Under Erebus exhibition at Our City O-Tautahi
11 September 2007
Sounds like Antarctica
Imagine a vast canvas of silence painted with sound bytes. Take the pristine wind-dominated sonic landscape of the Antarctica as the canvas and paint in the snorts and bellows of a seal, the squabble of a penguin rookery and of mukluks trudging on snow. And the sound bytes of human intrusion.
Surreal? Very. Electroacoustic artist, Dr Chris Cree Brown says the tranquillity in Antarctica can be unfamiliar and, as a consequence, marginally disturbing, “especially when exacerbated by the absence of ambient sound”.
And if one can displace the near-constant whine (or howl, if it is up) of the wind, the sonic landscape is largely pips and squeaks of the fauna, the alien hum of human intrusion and some over-loud renditions of one’s body sounds.
The tranquillity can also be variously disturbed by ice cracking, breaking and rumbling on the Erebus ice tongue, tapping ice crystals, ice crystals shattering, and the various types of wind (polar, Antarctic white out, katabatic) whistling over the continent.

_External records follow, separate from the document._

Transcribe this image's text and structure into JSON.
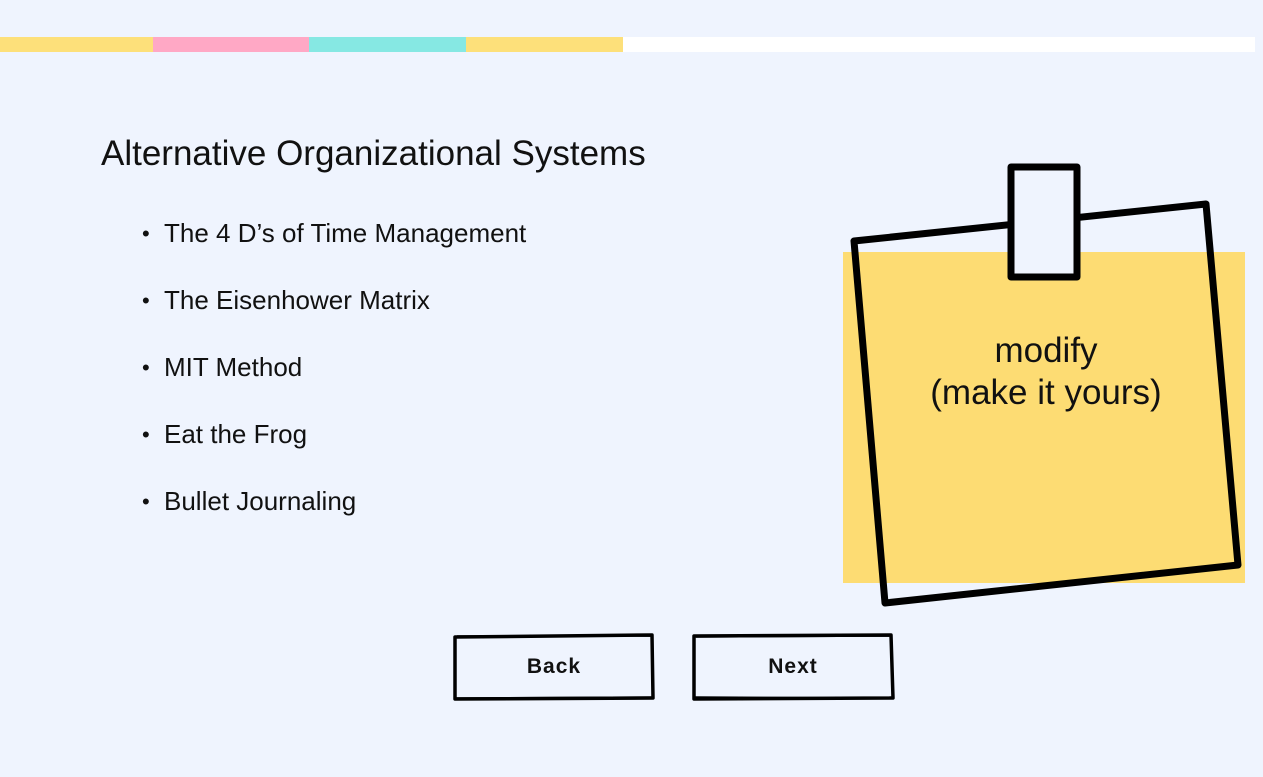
{
  "progress": {
    "segments": [
      {
        "color": "#fde07a"
      },
      {
        "color": "#ffa8c5"
      },
      {
        "color": "#86e8e3"
      },
      {
        "color": "#fde07a"
      }
    ],
    "completed_fraction": 0.496
  },
  "slide": {
    "title": "Alternative Organizational Systems",
    "bullets": [
      "The 4 D’s of Time Management",
      "The Eisenhower Matrix",
      "MIT Method",
      "Eat the Frog",
      "Bullet Journaling"
    ],
    "bullet_symbol": "•"
  },
  "sticky_note": {
    "line1": "modify",
    "line2": "(make it yours)",
    "fill_color": "#fddc73",
    "outline_color": "#000000"
  },
  "navigation": {
    "back_label": "Back",
    "next_label": "Next"
  }
}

That is the sonic ecology of the harsh continent, as experienced, Dr Cree Brown, composer, lecturer and sonic artist who says no other place on Earth can offer such a heightened sense of sound as that of Antarctica.
Dr Cree Brown’s Under Erebus composition is presently playing at Our City O-Tautahi in conjunction with the Antartica The Big Ice - Exploration.Science.Inspiration exhibition.
In November 1999 Chris Cree Brown travelled to Antarctica as part of the Antarctica New Zealand’s Artists in Antarctica programme.
While on the ice, he recorded various sounds, many of which are included in the piece Under Erebus which plays in the exhibition’s Artists’ gallery at Our City O-Tautahi.
“I would dump these recordings into my computer, and use these sounds as source material for an electro-acoustic composition.
“My goal would be to create an expressive work of sonic art that would reflect my personal interpretation of the environment of Antarctica and my experiences in Antarctica,” he says.
The massive, majestic icescapes and graceful, sweeping glaciers evoke a music that embodies grand, slow moving, dense and interweaving textures, he adds.
For Dr Cree Brown, Under Erebus is an attempt to create an expressive work of ‘sonic art’ that reflected his personal interpretation of the environment of Antarctica and his experiences there.
“My Antarctic experience is one of the most significant and important experiences of my life. The various moods, expansive grandeur and majestic icescapes of Antarctica have left a deep and enduring impression.”
The Antarctic sounds incorporated into the work are the sounds of walking on the snow, skuas, polar wind, radio communications, Weddell seals, an Adele penguin rookery, and Antarctic white-out.
Dr. Cree Brown (b1953) is an associate professor at the School of Music, University of Canterbury. His main interests include conventional instrumental composition, electro-acoustic and computer music, and inter-media art. He has twice been awarded the Mozart Fellowship at the University of Otago, has twice been appointed Composer-in-Schools, has won two prizes in the Wellington Youth Orchestra's Young Composers Competition, and has written a number of film scores.
AntarcticaThe Big Ice – Exploration. Science. Inspiration also considers New Zealand's historical, scientific and political focus on Ross Dependency, voyages of discovery, Terra Nova Expeditions and the Erebus disaster. It examines the role of protecting Antarctica's history and the presence of well known New Zealanders on the ice including Sir Edmund Hillary and explores The Antarctic Treaty and International Polar Year in 2007 – 2008.
The exhibition continues until noon Saturday 27 October 2007 at Our City O-Tautahi, cnr Oxford Tce and Worcester Blvd. Admission Free.